The two failure signatures worth memorizing: a dropped first packet under load that turns out to be nf_conntrack: table full (size net.netfilter.nf_conntrack_max, watch nf_conntrack_count), and a port-exhaustion symptom where a busy SNAT gateway with few public IPs runs out of the ~64k source ports per (public-IP, protocol, destination) tuple and new connections stall while get_unique_tuple() burns its 128 attempts. Mitigations: add more public addresses to the SNAT range (the engine spreads load across them via find_best_ips_proto()), or shorten conntrack timeouts so freed ports recycle faster.

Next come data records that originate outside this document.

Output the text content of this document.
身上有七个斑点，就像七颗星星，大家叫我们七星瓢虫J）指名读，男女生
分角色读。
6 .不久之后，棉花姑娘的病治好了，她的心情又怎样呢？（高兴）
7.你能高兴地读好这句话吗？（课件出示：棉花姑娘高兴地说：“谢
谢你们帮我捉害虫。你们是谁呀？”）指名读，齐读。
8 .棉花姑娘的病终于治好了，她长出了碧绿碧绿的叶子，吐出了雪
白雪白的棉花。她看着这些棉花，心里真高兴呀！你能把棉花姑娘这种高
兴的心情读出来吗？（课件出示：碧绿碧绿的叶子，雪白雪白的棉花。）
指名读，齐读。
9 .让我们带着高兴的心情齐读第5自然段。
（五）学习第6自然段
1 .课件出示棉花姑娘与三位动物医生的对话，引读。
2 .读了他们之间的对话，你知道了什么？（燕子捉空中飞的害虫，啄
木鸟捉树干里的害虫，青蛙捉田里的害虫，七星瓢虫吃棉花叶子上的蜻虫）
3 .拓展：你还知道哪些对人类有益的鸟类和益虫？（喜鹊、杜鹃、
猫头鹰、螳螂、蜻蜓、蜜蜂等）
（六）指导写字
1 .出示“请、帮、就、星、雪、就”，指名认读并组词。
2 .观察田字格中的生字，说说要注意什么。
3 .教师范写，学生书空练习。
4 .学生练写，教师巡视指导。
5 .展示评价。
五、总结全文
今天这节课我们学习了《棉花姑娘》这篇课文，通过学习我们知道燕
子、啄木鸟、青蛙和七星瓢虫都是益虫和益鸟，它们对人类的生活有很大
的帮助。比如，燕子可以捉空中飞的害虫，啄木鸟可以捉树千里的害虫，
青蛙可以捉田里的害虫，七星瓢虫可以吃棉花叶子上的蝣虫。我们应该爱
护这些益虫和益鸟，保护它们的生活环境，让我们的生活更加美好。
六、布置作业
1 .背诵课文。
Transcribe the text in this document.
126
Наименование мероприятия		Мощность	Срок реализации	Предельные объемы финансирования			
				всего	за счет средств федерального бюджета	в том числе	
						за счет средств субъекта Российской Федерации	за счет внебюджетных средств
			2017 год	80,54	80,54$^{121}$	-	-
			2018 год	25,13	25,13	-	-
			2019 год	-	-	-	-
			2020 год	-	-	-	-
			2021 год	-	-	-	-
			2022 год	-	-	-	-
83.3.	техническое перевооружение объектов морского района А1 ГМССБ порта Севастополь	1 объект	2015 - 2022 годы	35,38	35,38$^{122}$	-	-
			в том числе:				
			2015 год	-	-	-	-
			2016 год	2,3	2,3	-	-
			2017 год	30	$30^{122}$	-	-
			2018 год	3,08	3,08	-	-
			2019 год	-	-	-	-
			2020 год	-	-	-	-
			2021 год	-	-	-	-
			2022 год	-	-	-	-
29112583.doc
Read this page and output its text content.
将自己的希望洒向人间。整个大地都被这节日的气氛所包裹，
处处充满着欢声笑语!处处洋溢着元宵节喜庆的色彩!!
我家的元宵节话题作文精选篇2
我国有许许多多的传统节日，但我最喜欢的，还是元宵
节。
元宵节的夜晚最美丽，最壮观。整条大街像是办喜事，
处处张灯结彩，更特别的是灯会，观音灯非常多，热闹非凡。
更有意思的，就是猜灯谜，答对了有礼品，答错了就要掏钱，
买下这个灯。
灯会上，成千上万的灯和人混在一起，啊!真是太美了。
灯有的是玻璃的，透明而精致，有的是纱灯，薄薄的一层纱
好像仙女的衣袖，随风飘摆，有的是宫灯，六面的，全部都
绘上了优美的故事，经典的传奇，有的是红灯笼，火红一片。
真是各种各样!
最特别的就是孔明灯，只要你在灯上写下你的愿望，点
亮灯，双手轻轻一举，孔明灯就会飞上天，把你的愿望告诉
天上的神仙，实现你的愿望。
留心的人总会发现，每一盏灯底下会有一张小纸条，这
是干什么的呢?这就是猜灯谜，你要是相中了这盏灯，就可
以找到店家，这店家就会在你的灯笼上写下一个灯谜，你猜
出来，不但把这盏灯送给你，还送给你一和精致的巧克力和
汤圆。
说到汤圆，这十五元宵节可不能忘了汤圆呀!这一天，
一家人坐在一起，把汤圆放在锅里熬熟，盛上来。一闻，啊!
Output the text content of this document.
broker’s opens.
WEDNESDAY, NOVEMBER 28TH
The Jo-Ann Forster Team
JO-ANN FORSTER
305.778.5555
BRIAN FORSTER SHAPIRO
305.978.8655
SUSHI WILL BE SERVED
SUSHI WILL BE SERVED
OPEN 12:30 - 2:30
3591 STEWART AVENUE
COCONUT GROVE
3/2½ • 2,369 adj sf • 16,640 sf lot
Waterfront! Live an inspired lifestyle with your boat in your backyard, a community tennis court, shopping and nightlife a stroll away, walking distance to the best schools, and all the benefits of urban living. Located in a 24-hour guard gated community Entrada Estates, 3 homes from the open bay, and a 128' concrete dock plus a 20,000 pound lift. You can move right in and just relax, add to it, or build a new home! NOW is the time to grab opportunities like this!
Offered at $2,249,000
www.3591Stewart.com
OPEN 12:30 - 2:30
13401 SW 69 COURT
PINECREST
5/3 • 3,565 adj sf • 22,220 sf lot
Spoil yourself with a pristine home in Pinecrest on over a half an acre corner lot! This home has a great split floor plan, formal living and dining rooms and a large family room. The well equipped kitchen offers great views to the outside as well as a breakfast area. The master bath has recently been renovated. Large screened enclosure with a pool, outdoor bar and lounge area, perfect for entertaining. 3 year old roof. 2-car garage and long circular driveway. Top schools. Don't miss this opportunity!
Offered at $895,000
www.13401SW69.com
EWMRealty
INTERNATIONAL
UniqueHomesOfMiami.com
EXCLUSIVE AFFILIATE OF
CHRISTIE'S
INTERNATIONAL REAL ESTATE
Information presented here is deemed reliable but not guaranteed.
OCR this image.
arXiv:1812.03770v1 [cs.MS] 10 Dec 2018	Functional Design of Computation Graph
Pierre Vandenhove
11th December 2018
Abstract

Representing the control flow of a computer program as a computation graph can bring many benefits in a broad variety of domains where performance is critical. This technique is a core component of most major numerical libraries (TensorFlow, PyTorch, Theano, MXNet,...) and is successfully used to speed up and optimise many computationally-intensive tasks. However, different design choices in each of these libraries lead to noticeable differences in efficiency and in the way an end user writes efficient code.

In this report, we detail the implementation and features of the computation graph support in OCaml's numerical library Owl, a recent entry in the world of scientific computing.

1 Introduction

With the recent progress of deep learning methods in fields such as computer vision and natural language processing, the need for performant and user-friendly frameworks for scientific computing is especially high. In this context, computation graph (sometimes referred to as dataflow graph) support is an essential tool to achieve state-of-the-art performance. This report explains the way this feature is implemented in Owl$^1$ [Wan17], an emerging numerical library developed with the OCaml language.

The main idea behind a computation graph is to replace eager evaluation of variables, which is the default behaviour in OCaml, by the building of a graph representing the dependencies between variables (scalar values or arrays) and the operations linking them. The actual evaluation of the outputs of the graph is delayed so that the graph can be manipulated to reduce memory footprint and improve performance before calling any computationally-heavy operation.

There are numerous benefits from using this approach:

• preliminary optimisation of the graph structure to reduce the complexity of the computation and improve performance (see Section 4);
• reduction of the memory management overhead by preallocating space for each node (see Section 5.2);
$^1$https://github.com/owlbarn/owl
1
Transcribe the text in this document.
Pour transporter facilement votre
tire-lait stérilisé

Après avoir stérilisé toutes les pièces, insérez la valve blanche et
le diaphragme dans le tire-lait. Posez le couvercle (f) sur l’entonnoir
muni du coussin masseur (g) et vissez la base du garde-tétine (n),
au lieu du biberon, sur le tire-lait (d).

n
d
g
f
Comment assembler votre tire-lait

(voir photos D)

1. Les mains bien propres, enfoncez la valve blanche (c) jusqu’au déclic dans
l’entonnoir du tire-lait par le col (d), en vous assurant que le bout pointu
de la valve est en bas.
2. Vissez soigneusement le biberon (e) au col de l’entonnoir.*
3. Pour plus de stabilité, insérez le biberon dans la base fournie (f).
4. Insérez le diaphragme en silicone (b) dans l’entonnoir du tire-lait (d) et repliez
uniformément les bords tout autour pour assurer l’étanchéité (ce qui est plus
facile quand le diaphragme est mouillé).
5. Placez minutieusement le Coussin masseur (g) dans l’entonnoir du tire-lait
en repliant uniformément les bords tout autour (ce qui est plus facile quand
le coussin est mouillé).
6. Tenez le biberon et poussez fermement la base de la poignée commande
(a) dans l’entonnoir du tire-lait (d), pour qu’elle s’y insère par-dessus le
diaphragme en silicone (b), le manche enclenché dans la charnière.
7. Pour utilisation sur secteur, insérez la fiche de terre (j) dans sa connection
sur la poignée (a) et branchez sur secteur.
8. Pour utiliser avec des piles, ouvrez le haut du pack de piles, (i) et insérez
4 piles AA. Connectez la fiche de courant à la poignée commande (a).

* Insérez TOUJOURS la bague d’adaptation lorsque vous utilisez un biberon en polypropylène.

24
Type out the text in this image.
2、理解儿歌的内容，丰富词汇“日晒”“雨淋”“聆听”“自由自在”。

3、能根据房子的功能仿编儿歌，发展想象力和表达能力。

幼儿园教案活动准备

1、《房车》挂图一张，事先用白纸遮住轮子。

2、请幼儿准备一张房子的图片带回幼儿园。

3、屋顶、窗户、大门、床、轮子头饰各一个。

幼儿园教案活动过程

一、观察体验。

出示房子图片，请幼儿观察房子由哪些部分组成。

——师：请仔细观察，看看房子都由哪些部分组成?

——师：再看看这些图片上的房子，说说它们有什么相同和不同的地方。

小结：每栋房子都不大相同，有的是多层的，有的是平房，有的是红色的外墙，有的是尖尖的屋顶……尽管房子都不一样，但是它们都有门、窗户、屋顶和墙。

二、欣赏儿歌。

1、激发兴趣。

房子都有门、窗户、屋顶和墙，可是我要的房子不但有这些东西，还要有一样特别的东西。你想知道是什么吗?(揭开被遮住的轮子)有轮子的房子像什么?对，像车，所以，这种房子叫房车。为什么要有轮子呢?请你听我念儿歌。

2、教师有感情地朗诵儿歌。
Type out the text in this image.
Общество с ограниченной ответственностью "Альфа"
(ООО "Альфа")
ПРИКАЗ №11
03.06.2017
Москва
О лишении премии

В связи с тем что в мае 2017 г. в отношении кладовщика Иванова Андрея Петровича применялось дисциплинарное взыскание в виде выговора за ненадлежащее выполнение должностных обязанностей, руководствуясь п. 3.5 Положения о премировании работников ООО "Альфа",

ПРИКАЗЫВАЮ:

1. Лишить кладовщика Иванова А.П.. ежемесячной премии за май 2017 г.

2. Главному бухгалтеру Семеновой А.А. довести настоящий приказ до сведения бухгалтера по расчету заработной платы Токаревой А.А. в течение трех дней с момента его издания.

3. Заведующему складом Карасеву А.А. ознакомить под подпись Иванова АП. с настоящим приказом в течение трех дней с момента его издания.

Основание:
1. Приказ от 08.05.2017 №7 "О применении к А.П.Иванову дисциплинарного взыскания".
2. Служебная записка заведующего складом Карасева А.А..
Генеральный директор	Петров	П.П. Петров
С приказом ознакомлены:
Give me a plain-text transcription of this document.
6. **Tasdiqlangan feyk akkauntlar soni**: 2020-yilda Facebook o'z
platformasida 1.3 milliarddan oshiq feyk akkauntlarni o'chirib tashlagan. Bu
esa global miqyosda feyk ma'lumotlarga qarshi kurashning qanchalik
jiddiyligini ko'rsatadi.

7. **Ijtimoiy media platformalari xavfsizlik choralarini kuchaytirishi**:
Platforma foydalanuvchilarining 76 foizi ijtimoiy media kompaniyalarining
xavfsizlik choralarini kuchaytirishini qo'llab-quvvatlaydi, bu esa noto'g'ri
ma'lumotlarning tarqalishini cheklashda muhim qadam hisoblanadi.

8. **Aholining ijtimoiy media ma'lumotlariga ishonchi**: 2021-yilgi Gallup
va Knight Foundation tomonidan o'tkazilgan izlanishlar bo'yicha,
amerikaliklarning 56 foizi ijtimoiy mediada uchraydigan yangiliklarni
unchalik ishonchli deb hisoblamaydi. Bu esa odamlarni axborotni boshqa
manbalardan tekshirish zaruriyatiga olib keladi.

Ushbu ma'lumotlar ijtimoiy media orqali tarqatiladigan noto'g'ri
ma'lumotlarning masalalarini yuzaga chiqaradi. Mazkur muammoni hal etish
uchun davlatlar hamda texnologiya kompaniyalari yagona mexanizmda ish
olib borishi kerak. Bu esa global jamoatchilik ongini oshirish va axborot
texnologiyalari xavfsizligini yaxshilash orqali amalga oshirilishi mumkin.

The most famous NAT-related production incident is the Kubernetes ~5-second DNS timeout, traced by Weaveworks to a kernel SNAT-insertion race in conntrack (Weave issue #3287; “Racy conntrack and DNS lookup timeouts”, 2018). When a pod fires its parallel A and AAAA UDP DNS queries at nearly the same instant, both flows reach the masquerade rule, both run nf_nat_setup_info() on different CPUs, and they can pick the same translated source tuple — one then loses the __nf_conntrack_confirm() race and is silently dropped, so the resolver waits out its ~5s retry timer. The symptom is a rising insert_failed counter in conntrack -S. The fix is to set the NF_NAT_RANGE_PROTO_RANDOM_FULLY flag on the masquerade rule (--random-fully in iptables, fully-random in nftables), which spreads the chosen source ports with a PRNG and makes the collision astronomically unlikely; NodeLocal DNSCache (forcing TCP / a local cache) is the orthogonal mitigation. (The TCP-only nf_nat_used_tuple_harder() TIME_WAIT-eviction path in nf_nat_core.c is a separate port-exhaustion hardening — it does not address this UDP race.) When debugging NAT, conntrack -L -j shows the live bindings (original and reply tuples side by side), which is the single most useful diagnostic — it shows you precisely what mapping the engine chose.